According to data from researchers at the University of California, Los Angeles, deaths in state and federal prisons rose by nearly 50 percent during the first year of the pandemic, despite the fact that the population of people in prisons decreased by 10 percent. Overall, at least 6,182 people died in prisons in 2020.
This rate is more than double the increase in the rate of deaths across the U.S. overall and tops the increase in deaths at nursing homes, where COVID deaths were especially high. The rate of deaths in prisons more than doubled in six states — Alaska, Michigan, Montana, New Jersey, North Dakota and Rhode Island.
As COVID-19 first swept the U.S., the virus was ravaging prisons. While a few states implemented early-release programs in response to the pandemic (only to place people in another form of imprisonment), many lawmakers and officials simply ignored the problem of COVID spread in prisons or allowed it to get worse; the Federal Bureau of Prisons lowered the rate of compassionate releases and the agency used only a fraction of the COVID drugs that it was allotted to help treat people in prison, compounding upon already inadequate health care for imprisoned people.

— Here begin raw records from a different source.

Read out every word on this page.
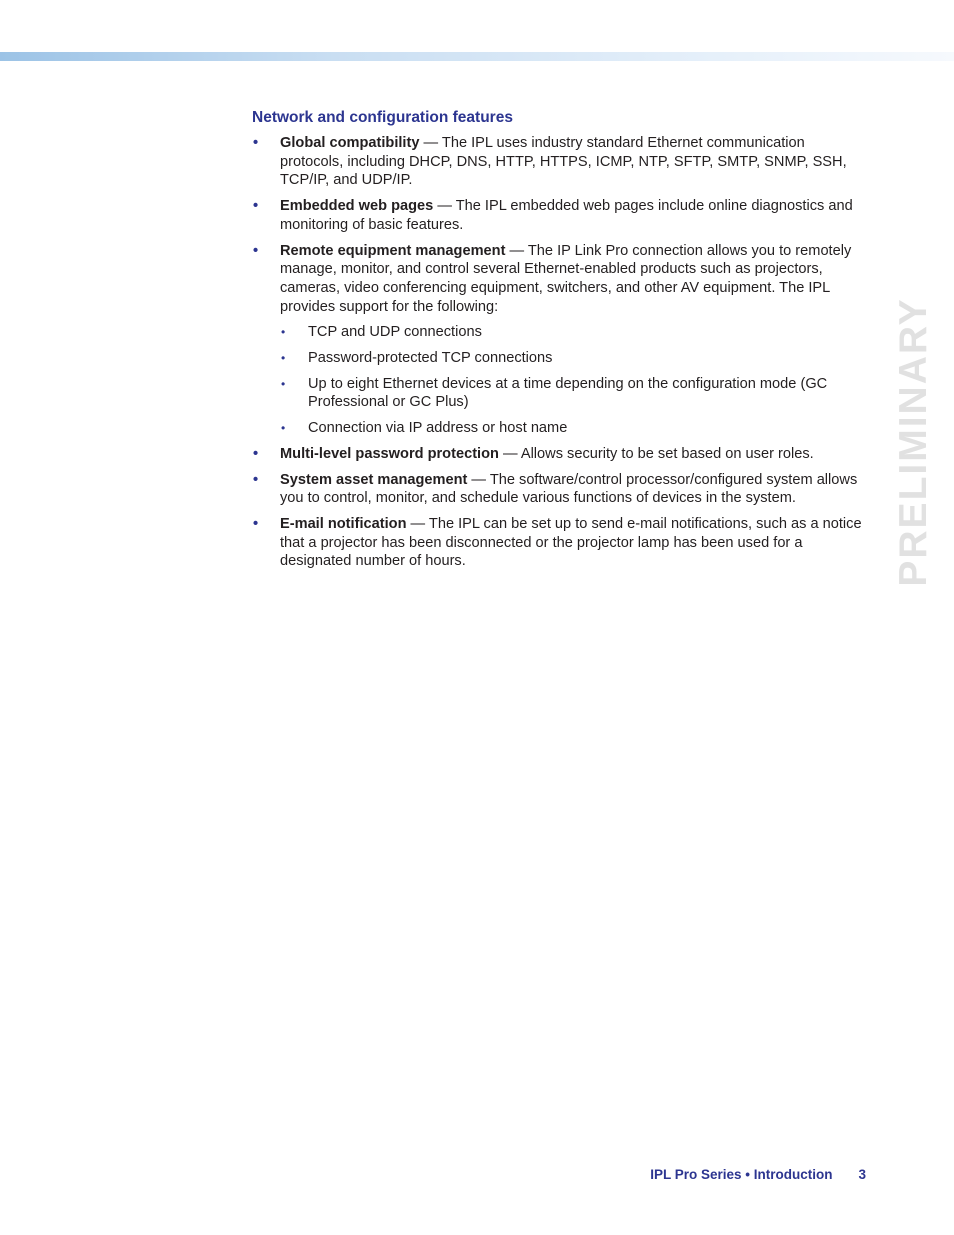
PRELIMINARY
Network and configuration features
• Global compatibility — The IPL uses industry standard Ethernet communication protocols, including DHCP, DNS, HTTP, HTTPS, ICMP, NTP, SFTP, SMTP, SNMP, SSH, TCP/IP, and UDP/IP.
• Embedded web pages — The IPL embedded web pages include online diagnostics and monitoring of basic features.
• Remote equipment management — The IP Link Pro connection allows you to remotely manage, monitor, and control several Ethernet-enabled products such as projectors, cameras, video conferencing equipment, switchers, and other AV equipment. The IPL provides support for the following:
• TCP and UDP connections
• Password-protected TCP connections
• Up to eight Ethernet devices at a time depending on the configuration mode (GC Professional or GC Plus)
• Connection via IP address or host name
• Multi-level password protection — Allows security to be set based on user roles.
• System asset management — The software/control processor/configured system allows you to control, monitor, and schedule various functions of devices in the system.
• E-mail notification — The IPL can be set up to send e-mail notifications, such as a notice that a projector has been disconnected or the projector lamp has been used for a designated number of hours.
IPL Pro Series • Introduction 3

Meanwhile, many prisons doubled down on the cruelest forms of punishment, increasing the number of people in solitary confinement, choosing to abuse, neglect and torture people rather than releasing them in compliance with social distancing measures to avoid infection.
The UCLA data is the first comprehensive report of pandemic-era prison deaths. The UCLA Law researchers said that the data is meant to provide the public with knowledge about prison mortality rates as federal and state governments have failed to keep proper records.

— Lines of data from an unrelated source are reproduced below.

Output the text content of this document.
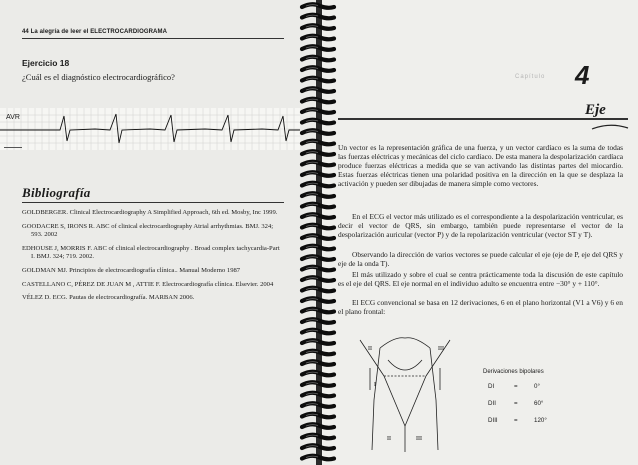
44 La alegría de leer el ELECTROCARDIOGRAMA
Ejercicio 18
¿Cuál es el diagnóstico electrocardiográfico?
AVR
Bibliografía
GOLDBERGER. Clinical Electrocardiography A Simplified Approach, 6th ed. Mosby, Inc 1999.
GOODACRE S, IRONS R. ABC of clinical electrocardiography Atrial arrhythmias. BMJ. 324; 593. 2002
EDHOUSE J, MORRIS F. ABC of clinical electrocardiography . Broad complex tachycardia-Part I. BMJ. 324; 719. 2002.
GOLDMAN MJ. Principios de electrocardiografía clínica.. Manual Moderno 1987
CASTELLANO C, PÉREZ DE JUAN M , ATTIE F. Electrocardiografía clínica. Elsevier. 2004
VÉLEZ D. ECG. Pautas de electrocardiografía. MARBAN 2006.
Capítulo 4
Eje

Un vector es la representación gráfica de una fuerza, y un vector cardíaco es la suma de todas las fuerzas eléctricas y mecánicas del ciclo cardíaco. De esta manera la despolarización cardíaca produce fuerzas eléctricas a medida que se van activando las distintas partes del miocardio. Estas fuerzas eléctricas tienen una polaridad positiva en la dirección en la que se desplaza la activación y pueden ser dibujadas de manera simple como vectores.

En el ECG el vector más utilizado es el correspondiente a la despolarización ventricular, es decir el vector de QRS, sin embargo, también puede representarse el vector de la despolarización auricular (vector P) y de la repolarización ventricular (vector ST y T).

Observando la dirección de varios vectores se puede calcular el eje (eje de P, eje del QRS y eje de la onda T).

El más utilizado y sobre el cual se centra prácticamente toda la discusión de este capítulo es el eje del QRS. El eje normal en el individuo adulto se encuentra entre −30° y + 110°.

El ECG convencional se basa en 12 derivaciones, 6 en el plano horizontal (V1 a V6) y 6 en el plano frontal:

II	III
I
II	III
Derivaciones bipolares
DI	=	0°
DII	=	60°
DIII	=	120°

Aaron Littman, Acting Director of UCLA Law COVID Behind Bars Data Project, told The New York Times that the public should know what happens to people when they are thrown into prison.
“It is essential that we as the public know what happens in institutions that incarcerate people in our name,” Littman said. “But unfortunately that has never been the case to the appropriate extent, and it has become worse over time.”
Data on deaths in prisons has been suppressed for decades; Congress passed a bill to increase transparency of deaths of imprisoned people in 2000, known as the Death in Custody Reporting Act, but the Government Accountability Office found that the vast majority of states were submitting incomplete reports under the law.
Further, in 2021, the Bureau of Justice Statistics, a branch of the Department of Justice, announced that it was going to stop collecting such data entirely. Combined with the fact that many states have stopped reporting COVID cases in prisons, data around deaths of imprisoned people is woefully lacking.